Yoshke is back. I am sooo back.
…
Year 2007 came to a close pleasantly. It was so good to me. In fact, it was the best year of my life. Years of resentment ended. Nice closures. New environment. New people. New business. New job. New achievements. New opportunities. New life.
2008 should be promising a fuckin’ wonderful year ahead. But right now, I am not happy. I look happy but I am not. I just feel so miserable inside. Something died. I wish I could say that I have no idea what robbed me of the happiness I had long kept in my hands. But I know exactly what it is.
Yes, I am back. But I left something in 2007 and I need it back. Badly.
The truth is, I feel like I’m on the brink of depression. Seriously.
…
“If I were thinking clearly, I would tell you that I wrestle alone in the dark, in the deep dark, and that only I can know. Only I can understand my condition.”
— Virginia Woolf in The Hours
…
I am back.



WOOT. Welcome back! Hahaha.
Ey ken, so officially ay lumipat ka na sa wordpress, hehe.
I know. I loooooooove Wordpress. Hahaha.
This year would be a wonderful year for you. I know it.
you don’t know that.
Welcome back, Yoshke! akala ko di ka na babalik. Hoy anu ba yan, bagong taon and you’re not starting it right… ano ba naiwan mo sa 2007? i’ll help you get it back, may time machine ako dito.
haha. gagu. sana may time machine din ako. haha. basta. i left something. SOMETHING ha, hindi someone. baka isipin naman ng mga tao dito, kaladian lang ‘to. haha.
Can you instead get two of that something in 2008? Go.
Here’s hoping you’d be okay soon. It might just be a phase, you know. Cheer up!

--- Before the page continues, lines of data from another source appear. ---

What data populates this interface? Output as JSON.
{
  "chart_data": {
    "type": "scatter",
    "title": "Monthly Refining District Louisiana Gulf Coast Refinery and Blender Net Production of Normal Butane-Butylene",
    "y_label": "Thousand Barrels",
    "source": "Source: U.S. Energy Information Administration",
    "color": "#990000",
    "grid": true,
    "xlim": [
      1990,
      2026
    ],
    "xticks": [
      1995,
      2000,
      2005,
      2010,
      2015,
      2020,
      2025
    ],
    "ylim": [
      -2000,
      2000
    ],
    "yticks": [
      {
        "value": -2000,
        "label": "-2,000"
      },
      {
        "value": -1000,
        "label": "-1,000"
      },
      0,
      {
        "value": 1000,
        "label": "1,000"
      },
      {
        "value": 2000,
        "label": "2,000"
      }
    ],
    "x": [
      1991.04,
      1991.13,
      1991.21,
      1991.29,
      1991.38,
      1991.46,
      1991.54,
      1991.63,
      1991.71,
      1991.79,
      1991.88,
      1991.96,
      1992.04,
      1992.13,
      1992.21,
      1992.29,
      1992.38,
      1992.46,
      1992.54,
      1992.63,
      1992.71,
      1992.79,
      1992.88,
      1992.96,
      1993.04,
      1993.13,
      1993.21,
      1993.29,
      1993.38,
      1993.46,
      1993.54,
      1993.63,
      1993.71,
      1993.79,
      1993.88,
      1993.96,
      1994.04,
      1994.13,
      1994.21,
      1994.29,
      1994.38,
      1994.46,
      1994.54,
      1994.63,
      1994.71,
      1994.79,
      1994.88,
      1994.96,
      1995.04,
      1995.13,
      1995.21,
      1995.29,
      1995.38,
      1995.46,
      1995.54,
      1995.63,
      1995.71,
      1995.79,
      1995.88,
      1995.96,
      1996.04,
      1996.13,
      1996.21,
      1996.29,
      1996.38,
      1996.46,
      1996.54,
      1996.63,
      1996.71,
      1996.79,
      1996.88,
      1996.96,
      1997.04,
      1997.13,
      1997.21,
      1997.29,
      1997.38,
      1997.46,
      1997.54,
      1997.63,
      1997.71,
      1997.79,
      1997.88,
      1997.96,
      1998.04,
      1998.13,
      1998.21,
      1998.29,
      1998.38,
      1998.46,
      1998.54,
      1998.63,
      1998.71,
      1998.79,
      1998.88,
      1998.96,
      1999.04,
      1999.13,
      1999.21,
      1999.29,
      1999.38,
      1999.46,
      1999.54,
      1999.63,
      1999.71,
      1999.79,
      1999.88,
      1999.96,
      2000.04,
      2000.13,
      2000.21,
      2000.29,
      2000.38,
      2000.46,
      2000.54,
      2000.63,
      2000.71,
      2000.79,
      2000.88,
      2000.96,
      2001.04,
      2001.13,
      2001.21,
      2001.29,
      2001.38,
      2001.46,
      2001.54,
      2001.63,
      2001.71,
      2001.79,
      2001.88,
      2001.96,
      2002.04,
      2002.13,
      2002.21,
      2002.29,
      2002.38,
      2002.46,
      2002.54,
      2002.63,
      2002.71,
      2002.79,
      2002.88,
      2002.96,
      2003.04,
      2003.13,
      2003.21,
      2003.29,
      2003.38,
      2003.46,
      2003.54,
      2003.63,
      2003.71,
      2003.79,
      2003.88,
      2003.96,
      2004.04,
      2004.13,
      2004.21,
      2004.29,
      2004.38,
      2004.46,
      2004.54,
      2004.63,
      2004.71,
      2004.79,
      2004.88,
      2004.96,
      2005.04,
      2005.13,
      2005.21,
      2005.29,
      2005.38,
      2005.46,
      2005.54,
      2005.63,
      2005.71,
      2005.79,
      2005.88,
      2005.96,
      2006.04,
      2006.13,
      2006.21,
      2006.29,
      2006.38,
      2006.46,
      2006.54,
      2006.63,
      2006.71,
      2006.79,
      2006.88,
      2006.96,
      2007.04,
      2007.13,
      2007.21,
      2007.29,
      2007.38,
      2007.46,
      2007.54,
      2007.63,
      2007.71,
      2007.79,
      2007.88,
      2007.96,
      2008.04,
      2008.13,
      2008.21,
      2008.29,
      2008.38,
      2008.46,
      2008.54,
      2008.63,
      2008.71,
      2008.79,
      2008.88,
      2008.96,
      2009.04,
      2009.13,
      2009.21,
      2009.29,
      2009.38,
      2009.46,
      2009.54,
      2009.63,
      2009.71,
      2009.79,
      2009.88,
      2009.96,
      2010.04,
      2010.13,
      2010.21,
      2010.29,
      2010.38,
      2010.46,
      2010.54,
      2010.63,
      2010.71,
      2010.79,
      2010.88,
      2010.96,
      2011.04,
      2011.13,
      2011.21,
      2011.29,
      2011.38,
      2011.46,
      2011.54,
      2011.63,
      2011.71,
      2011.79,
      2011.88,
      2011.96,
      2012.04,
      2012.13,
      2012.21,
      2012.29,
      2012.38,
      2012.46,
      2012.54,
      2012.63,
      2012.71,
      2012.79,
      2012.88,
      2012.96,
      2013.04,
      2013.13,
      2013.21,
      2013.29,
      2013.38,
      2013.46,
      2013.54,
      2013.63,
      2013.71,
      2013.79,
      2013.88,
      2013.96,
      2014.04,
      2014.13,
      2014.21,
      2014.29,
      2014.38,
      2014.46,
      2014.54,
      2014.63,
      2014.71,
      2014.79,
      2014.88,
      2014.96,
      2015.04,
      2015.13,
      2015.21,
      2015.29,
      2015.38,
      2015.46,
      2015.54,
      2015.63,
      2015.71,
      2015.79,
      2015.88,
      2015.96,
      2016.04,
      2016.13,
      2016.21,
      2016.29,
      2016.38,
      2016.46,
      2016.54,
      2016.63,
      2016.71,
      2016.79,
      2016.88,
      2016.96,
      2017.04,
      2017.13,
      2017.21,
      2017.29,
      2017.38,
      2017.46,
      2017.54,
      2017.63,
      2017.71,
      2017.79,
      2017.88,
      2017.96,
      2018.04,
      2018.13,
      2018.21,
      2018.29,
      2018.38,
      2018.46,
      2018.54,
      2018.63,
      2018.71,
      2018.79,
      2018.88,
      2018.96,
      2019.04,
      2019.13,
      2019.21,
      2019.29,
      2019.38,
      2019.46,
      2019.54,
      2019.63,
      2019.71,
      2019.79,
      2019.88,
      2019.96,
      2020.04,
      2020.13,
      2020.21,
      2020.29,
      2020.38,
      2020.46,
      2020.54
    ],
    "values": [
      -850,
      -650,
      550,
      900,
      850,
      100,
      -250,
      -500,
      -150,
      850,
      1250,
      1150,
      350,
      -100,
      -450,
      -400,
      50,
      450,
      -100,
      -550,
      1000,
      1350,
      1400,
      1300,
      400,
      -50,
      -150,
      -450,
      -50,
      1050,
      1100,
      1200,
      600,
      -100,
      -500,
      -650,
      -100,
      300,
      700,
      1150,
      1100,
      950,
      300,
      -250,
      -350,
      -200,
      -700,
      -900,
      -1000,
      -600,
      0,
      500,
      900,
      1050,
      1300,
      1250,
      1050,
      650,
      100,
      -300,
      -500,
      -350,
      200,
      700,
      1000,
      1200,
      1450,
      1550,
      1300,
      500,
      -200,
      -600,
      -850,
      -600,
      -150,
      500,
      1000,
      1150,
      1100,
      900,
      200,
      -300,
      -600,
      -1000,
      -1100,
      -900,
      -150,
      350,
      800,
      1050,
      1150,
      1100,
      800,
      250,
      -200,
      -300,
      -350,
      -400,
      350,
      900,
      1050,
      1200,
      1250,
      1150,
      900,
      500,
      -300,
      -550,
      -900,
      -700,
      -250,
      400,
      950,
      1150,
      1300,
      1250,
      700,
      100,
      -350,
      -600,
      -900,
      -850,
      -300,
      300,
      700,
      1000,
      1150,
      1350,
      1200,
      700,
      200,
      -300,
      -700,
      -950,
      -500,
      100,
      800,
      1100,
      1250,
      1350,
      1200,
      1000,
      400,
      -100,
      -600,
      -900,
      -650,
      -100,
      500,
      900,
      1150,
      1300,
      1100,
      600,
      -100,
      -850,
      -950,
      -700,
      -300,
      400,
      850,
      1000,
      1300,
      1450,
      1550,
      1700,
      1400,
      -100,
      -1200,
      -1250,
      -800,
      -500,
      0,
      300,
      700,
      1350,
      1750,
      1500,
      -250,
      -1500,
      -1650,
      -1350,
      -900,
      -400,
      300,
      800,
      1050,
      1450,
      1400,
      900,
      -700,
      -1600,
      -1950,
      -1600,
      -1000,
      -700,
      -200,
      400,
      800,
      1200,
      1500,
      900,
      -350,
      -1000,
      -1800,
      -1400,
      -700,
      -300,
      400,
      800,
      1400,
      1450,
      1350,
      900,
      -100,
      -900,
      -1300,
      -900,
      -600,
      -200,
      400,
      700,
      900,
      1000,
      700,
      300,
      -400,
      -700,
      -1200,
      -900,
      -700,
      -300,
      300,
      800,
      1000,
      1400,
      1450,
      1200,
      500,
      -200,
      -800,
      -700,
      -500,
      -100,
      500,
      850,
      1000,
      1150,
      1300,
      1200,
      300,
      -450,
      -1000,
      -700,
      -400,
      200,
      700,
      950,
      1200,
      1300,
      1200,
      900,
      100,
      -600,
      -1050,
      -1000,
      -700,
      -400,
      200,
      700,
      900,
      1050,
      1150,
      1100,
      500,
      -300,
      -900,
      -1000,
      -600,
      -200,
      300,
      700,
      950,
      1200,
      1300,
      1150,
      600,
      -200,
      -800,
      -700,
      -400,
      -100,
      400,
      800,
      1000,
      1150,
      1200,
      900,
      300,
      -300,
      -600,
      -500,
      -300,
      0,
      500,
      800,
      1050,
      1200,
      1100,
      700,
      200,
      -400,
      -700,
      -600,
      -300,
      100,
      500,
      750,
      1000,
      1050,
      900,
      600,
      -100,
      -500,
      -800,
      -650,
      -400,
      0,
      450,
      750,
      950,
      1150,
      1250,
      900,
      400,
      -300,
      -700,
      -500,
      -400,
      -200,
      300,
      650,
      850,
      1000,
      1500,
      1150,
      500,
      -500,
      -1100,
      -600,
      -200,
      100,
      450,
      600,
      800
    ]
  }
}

haay. sana nga phase lang. pfffffffffffft.
Depressed ka ES?
baket? hindi halata?
something? e gamit na gamit na nga utak mo dito sa work e? hindi ka naman kulang sa charity…so ano? let’s play detective. start the year right with a smile, or better, by punching someone in the nose! wahahaha…
i wish i could punch someone in the nose. makahanap nga ng masasapak. oh wait, meron na pala. hindi ko lang masapak.